Q726kbXuN / nytxw_puz

Turn NY Times crosswords into Across Lite files
The Unlicense
41 stars 10 forks source link

New endpoint handling broke HTML clue formatting? #22

Open tkoft opened 2 years ago

tkoft commented 2 years ago

In the puzzle json, clues with any formatting (italics is the one I see the most) have a "formatted" field in addition to "plain" under their "text" attribute in the "clues" list.

E.g. 21A from December 26, 2021:

{
  "cells":[
      36,
      37,
      38,
      39,
      40,
      41
   ],
   "direction":"Across",
   "label":"21",
   "text":[
      {
         "formatted":"<i>Malice, more formally</i>",
         "plain":"Malice, more formally"
      }
   ]
}

Only the "plain" field is ever used, even though latin1ify function seems to handle HTML tags for this purpose.
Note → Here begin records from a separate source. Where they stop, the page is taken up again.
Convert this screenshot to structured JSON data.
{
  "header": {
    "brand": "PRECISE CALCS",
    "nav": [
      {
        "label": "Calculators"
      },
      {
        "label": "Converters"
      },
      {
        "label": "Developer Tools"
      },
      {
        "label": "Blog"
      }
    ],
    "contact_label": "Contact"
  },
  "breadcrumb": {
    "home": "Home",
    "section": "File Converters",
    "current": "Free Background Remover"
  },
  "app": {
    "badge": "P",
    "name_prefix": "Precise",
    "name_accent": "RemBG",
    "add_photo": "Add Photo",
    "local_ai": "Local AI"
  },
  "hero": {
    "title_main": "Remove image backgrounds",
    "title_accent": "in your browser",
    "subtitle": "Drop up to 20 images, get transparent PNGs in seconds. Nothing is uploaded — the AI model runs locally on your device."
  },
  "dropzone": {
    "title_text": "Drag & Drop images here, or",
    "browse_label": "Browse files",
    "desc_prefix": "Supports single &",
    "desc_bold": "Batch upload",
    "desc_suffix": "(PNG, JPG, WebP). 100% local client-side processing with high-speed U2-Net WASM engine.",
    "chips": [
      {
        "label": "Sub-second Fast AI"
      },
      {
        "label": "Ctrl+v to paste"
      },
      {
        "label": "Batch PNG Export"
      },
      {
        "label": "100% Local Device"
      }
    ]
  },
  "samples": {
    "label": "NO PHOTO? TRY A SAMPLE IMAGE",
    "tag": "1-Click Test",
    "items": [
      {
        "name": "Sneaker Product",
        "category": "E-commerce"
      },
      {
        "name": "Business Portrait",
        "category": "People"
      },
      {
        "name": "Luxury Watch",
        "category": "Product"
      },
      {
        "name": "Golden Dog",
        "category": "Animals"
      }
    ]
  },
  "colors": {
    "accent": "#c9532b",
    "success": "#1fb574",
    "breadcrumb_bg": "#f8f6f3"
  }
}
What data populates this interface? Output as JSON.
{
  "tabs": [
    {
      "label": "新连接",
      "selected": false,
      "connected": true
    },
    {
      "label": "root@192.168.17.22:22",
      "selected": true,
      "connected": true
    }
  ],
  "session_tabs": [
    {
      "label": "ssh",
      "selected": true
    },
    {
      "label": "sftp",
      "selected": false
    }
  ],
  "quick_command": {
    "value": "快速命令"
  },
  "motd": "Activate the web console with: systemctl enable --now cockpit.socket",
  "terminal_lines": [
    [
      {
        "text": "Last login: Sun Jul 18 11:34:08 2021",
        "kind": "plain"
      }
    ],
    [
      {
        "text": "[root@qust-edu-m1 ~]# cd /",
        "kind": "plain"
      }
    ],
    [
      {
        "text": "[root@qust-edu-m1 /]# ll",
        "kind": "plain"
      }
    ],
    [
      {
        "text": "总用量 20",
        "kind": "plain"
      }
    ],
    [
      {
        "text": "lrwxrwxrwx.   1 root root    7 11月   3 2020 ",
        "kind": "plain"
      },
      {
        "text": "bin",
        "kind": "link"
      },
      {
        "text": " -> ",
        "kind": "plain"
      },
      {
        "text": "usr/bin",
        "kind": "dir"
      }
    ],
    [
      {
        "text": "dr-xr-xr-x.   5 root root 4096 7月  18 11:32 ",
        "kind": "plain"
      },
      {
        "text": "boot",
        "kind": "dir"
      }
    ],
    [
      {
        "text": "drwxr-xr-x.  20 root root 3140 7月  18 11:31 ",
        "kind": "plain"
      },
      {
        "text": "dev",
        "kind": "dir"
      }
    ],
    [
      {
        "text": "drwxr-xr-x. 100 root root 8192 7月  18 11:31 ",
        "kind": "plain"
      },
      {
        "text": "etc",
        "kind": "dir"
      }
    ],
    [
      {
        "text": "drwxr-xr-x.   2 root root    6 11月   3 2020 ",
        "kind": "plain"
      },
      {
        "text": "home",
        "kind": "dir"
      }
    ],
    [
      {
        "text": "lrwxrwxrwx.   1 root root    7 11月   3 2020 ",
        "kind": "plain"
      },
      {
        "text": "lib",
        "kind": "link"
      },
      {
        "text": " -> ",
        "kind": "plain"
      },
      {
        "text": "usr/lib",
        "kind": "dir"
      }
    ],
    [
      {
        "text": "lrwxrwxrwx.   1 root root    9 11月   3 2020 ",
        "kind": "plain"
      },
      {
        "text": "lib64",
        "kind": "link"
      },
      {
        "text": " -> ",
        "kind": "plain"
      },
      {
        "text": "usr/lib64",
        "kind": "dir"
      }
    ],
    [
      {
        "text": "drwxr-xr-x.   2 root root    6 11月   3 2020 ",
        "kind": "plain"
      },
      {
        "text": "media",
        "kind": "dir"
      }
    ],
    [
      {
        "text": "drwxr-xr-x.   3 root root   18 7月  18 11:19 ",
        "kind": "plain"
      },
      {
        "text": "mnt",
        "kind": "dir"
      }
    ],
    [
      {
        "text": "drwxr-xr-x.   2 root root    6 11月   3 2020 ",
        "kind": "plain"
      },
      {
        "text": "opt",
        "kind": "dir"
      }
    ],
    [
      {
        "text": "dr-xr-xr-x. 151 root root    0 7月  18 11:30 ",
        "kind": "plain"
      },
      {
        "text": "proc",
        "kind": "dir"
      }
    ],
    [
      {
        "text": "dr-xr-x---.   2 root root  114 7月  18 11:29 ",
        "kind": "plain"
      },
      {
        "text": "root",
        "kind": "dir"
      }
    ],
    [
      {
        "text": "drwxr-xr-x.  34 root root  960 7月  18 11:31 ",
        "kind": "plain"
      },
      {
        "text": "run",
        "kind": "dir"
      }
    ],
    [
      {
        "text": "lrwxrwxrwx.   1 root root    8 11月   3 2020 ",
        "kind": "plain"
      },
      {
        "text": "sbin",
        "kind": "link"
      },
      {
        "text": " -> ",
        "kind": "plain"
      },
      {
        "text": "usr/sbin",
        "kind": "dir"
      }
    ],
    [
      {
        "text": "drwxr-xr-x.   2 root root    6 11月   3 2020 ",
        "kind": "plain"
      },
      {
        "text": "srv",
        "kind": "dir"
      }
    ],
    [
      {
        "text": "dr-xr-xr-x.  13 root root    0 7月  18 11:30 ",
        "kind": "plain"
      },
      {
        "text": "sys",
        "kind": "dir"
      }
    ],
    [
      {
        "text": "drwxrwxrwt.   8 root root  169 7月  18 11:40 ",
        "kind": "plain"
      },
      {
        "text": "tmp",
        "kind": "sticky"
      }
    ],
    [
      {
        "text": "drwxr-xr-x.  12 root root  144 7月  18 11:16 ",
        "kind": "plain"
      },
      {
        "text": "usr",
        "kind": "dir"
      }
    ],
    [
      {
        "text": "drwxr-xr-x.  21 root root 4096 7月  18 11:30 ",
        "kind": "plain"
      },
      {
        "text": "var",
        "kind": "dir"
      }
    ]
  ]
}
https://github.com/Q726kbXuN/nytxw_puz/commit/ac4c7a72c94c0580302b009b97c1b415da8e9ac7#diff-489afda12299c7df1e4831871e50efb4251e75dc0b31d4c662ba56f0c806ba3eR427

tkoft commented 2 years ago

Also worth noting, i found one old puzzle where the "plain" clue was uppercased for some reason. Not sure how often this occurs, but it's another reason to use the "formatted" field instead of "plain".

38A from July 11, 2019:

{
   "cells":[
      109,
      110,
      111,
      112,
      113,
      114,
      115
   ],
   "direction":"Across",
   "label":"38",
   "text":[
      {
         "formatted":"<i>Diaper</i>",
         "plain":"DIAPER"
      }
   ]
}
Q726kbXuN commented 2 years ago

The reason latin1ify handles HTML is because "plain" includes HTML a surprising number of times, even when both plain and formatted are present:

8727 2019-10-21 &#34;    &#34;Monday Night Football&#34; airer
5695 2019-10-21 &#39;    Neither&#39;s partner
 629 2007-11-22 <i>      <i>See diagram</i>
  82 2020-02-21 &amp;    Recipient of a lot of #@&amp;! money
  27 1994-03-17 <sup>    Presider over the 103<sup>rd</sup> Congress
  26 1995-08-22 <sub>    KNO<sub>3</sub>
  19 2016-05-13 &nbsp;   What 😠 &nbsp;means in a text
  12 2014-11-10 <br>     15, for any row, column or diagonal here:<br>&nbsp;&nbsp;&nbsp;&nbsp;&nbsp;4&nbsp;&nbsp;&nbsp;9&nbsp;&nbsp;&nbsp;2<br>&nbsp;&nbsp;&nbsp;&nbsp;&nbsp;3&nbsp;&nbsp;&nbsp;5&nbsp;&nbsp;&nbsp;7<br>&nbsp;&nbsp;&nbsp;&nbsp;&nbsp;8&nbsp;&nbsp;&nbsp;1&nbsp;&nbsp;&nbsp;6
  11 2014-06-08 <s>      <s>Symbols of happiness</s> Transmissions with colons, dashes and parentheses?
   8 2014-07-09 <em>     <em>Words on a birth announcement</em>
   7 2015-03-16 </span>  <span id="yui_3_17_2_4_1426084153879_1046" class="ya-q-full-text">★</span>
   6 2015-04-12 <b>      A B C D <b>&exist;</b> F G
   5 2015-04-07 &deg;    90&deg; from oeste
   5 2016-02-19 <strong> <strong>&amp;</strong> <strong>18</strong>&nbsp;Italian-born composer
   3 2020-02-26 &gt;     If A&gt;B and B&gt;C, then A&gt;C, e.g.
   2 2020-08-05 &lt;     &lt;&lt;&lt; button: Abbr.
   1 2011-02-21 &rarr;   &rarr; or &larr;
   1 2015-07-12 &eacute; Cond&eacute; ___: Vogue publisher
   1 2015-12-28 &cent;   &cent;
   1 2016-05-21 &bull;   With 9-Across, [&bull;] [&bull;] at a casino
   1 2018-04-03 &rdquo;  <span style="color: #222222; font-family: Roboto, arial, sans-serif; font-size: 16px; text-indent: 0px;">&rdquo;</span>
   1 2018-08-28 &euro;   What the "&euro;" symbol stands for
   1 2019-03-12 &mdash;  The "x" in Euler's Identity &mdash; e<sup>i&pi;</sup>&nbsp;+ 1 = x
   1 2019-05-05 </p>     <p style="border: 1px solid black; padding: 1px;">Collection</p>
   1 2019-05-31 &ndash;  &ndash;
   1 2019-06-16 &zwj;    🏳️&zwj;🌈, for one
   1 2019-08-24 <!--     It shares a key with @<!--EndFragment--><!--EndFragment-->
   1 2019-10-07 &radic;  &radic;This clue's number

(The first column is the number of times a HTML fragment was seen, the second column is the date it was first seen)

I might move to using formatted if it's available, but I need to dig into the older puzzles to make sure there are no unexpected artifacts doing this, and that latin1ify can handle whatever HTML tags that are unique to formatted (assuming there are any)

Also, I should note: The unescaped emoticons in this example are present in "plain" as well, which itself is part of the fun.